The Federal Energy Regulatory Commission on Thursday reversed an earlier decision and rejected a Southwest Power Pool plan for spreading the costs of certain transmission projects across its footprint.
FERC in October approved an SPP proposal that established a waiver process so transmission costs in a pricing zone with large amounts of generation, such as wind, used to serve customers outside that area can be allocated regionally instead of the zone paying 67% of the costs under the grid operator’s “Highway/Byway” cost allocation framework for transmission projects.
However, after considering rehearing arguments raised by Southwestern Electric Power, Public Service Co. of Oklahoma, Southwestern Public Service Co. and Oklahoma Gas & Electric Company — American Electric Power, Xcel Energy and OGE Energy subsidiaries — as well as City Utilities of Springfield, Missouri, Kansas City Board of Public Utilities and Missouri Joint Municipal Electric Utility Commission, FERC unanimously rejected its earlier decision.

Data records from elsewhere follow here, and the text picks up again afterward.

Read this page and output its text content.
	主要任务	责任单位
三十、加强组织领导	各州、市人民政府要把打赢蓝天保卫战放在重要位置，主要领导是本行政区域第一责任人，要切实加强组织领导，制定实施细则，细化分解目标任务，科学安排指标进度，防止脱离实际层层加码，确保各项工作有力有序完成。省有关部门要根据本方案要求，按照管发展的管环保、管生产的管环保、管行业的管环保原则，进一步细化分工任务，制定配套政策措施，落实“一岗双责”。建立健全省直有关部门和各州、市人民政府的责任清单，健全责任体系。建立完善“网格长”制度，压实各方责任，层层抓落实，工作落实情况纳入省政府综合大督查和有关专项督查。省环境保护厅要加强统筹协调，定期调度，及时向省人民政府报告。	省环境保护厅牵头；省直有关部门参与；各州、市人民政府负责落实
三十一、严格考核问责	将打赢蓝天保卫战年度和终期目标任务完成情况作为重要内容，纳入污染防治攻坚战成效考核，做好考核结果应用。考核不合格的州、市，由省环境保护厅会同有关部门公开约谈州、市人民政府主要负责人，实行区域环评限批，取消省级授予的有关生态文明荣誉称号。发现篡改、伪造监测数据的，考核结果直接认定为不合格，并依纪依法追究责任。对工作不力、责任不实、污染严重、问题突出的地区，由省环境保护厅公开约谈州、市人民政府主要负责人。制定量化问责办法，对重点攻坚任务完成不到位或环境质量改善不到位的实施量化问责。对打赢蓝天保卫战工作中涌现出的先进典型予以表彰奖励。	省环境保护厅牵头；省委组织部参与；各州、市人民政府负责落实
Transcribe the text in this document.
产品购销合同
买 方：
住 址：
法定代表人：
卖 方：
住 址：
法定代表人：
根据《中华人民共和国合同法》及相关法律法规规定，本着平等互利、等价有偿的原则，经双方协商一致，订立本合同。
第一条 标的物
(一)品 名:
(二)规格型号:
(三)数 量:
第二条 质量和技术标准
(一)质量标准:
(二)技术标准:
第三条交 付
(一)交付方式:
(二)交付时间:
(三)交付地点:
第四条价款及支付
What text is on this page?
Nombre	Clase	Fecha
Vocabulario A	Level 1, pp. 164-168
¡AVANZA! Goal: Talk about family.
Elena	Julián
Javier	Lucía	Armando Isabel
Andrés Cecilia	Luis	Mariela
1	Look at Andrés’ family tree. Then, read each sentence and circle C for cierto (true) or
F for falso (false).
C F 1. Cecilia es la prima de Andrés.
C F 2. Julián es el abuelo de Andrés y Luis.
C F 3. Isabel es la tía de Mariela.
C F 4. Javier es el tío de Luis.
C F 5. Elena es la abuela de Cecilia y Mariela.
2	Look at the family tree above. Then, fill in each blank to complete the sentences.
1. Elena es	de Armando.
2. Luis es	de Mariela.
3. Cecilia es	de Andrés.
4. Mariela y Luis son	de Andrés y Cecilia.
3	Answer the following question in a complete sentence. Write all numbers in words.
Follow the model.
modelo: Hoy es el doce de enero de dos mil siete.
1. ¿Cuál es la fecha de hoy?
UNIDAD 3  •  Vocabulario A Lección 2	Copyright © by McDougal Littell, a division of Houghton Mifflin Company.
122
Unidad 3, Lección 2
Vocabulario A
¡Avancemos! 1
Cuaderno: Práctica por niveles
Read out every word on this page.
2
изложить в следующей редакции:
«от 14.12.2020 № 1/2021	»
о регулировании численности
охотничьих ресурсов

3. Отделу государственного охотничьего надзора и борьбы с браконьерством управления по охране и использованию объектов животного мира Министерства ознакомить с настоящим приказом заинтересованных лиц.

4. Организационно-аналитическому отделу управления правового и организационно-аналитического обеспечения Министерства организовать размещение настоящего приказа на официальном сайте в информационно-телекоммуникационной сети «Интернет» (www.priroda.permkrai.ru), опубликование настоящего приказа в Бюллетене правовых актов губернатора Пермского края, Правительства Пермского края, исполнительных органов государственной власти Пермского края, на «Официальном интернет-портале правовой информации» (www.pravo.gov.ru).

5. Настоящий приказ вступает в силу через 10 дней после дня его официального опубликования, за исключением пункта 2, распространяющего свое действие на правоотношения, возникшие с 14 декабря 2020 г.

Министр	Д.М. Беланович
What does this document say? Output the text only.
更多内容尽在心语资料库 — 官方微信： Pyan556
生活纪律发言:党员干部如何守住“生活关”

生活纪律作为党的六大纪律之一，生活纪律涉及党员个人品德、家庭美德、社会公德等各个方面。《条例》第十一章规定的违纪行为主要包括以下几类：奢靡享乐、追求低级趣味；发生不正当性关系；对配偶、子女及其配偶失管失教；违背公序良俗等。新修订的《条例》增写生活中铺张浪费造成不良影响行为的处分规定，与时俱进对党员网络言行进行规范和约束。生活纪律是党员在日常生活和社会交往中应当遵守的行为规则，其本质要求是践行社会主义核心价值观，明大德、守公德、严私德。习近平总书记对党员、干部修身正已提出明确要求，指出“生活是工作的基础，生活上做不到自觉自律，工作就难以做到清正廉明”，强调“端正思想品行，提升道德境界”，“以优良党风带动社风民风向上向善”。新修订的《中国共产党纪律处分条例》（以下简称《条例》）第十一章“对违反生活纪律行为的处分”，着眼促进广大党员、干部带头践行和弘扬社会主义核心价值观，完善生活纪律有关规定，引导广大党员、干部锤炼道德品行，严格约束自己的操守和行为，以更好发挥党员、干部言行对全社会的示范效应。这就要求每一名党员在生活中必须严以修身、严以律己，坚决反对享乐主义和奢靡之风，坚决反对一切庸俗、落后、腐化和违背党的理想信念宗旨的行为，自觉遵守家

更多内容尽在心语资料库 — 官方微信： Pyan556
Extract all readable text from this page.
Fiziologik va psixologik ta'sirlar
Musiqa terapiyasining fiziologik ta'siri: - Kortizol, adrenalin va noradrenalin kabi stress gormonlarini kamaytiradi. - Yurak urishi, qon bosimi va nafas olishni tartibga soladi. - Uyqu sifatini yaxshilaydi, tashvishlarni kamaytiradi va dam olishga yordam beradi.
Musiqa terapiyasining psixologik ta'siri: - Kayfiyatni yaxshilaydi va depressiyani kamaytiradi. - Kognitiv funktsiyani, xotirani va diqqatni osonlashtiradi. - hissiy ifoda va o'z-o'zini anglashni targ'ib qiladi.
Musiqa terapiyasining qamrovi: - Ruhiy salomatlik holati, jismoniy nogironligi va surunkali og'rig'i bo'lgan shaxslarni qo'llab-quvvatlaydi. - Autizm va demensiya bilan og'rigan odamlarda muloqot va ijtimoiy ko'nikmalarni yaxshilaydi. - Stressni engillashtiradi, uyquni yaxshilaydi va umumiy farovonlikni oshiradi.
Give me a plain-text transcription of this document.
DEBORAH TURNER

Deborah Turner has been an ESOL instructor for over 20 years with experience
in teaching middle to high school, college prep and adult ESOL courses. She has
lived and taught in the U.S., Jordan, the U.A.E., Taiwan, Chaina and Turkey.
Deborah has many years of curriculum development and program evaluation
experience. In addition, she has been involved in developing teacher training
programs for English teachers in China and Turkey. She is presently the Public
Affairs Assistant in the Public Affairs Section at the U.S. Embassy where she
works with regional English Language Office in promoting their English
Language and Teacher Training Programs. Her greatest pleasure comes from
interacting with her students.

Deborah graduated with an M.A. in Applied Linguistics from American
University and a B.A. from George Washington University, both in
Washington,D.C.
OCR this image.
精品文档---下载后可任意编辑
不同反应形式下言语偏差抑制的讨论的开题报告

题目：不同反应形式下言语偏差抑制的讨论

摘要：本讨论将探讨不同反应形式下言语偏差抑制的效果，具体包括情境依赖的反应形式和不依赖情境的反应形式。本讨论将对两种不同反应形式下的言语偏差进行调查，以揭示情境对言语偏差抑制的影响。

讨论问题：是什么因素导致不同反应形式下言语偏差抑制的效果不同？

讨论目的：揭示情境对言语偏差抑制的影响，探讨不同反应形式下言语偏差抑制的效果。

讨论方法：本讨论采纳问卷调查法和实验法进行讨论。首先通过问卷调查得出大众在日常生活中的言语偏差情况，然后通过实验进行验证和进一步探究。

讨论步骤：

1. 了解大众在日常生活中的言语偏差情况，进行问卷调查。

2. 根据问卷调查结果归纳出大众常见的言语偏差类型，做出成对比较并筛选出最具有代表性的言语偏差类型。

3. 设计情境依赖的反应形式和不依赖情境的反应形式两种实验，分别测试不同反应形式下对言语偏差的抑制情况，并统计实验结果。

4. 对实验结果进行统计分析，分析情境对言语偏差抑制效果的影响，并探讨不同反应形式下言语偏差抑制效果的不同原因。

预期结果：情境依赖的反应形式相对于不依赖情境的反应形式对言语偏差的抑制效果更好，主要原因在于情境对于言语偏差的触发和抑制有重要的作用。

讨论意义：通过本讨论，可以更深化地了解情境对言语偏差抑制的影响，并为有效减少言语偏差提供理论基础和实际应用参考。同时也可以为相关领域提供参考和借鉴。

Under SPP’s cost allocation process, it spreads the costs of projects larger than 300-kV across its footprint. A third of the costs for so-called byway projects from 100-kV to 300-kV are paid by the region and the rest is paid by customers within the zone where the project is built.
In some zones, wind generation by far surpasses the amount of power used in the area. In those areas, customers must pay for two-thirds of the transmission needed for the wind farms, even though much of the wind generation is being exported elsewhere. SPP’s proposal created a waiver process for those areas to have the transmission costs spread across the region.
In its reversal, FERC said SPP’s proposal gave its board too much leeway in deciding whether or not to grant waivers so the cost of “byway” facilities can be regionally allocated.
Although a byway facility must meet three criteria to be eligible for regional cost allocation, there is no requirement that the SPP board must approve the request if the criteria are satisfied, according to FERC.
“The SPP board’s discretion to make decisions that are potentially inconsistent with whether the criteria set forth in the tariff are met could result in unduly discriminatory outcomes,” FERC said.
FERC commissioners James Danly and Mark Christie, who objected to the original decision, supported the agency’s change of heart.
“[SPP’s] proposal should not have been accepted because SPP sought to arrogate to itself unfettered discretion in socializing the costs of ‘byway’ transmission projects,” Danly said.
At least four states opposed SPP’s proposal, according to Christie. “Should SPP seek to file another version of its cost allocation for these types of projects, it is my hope that any such new cost allocation will earn the support of all states to which costs could be allocated,” he said.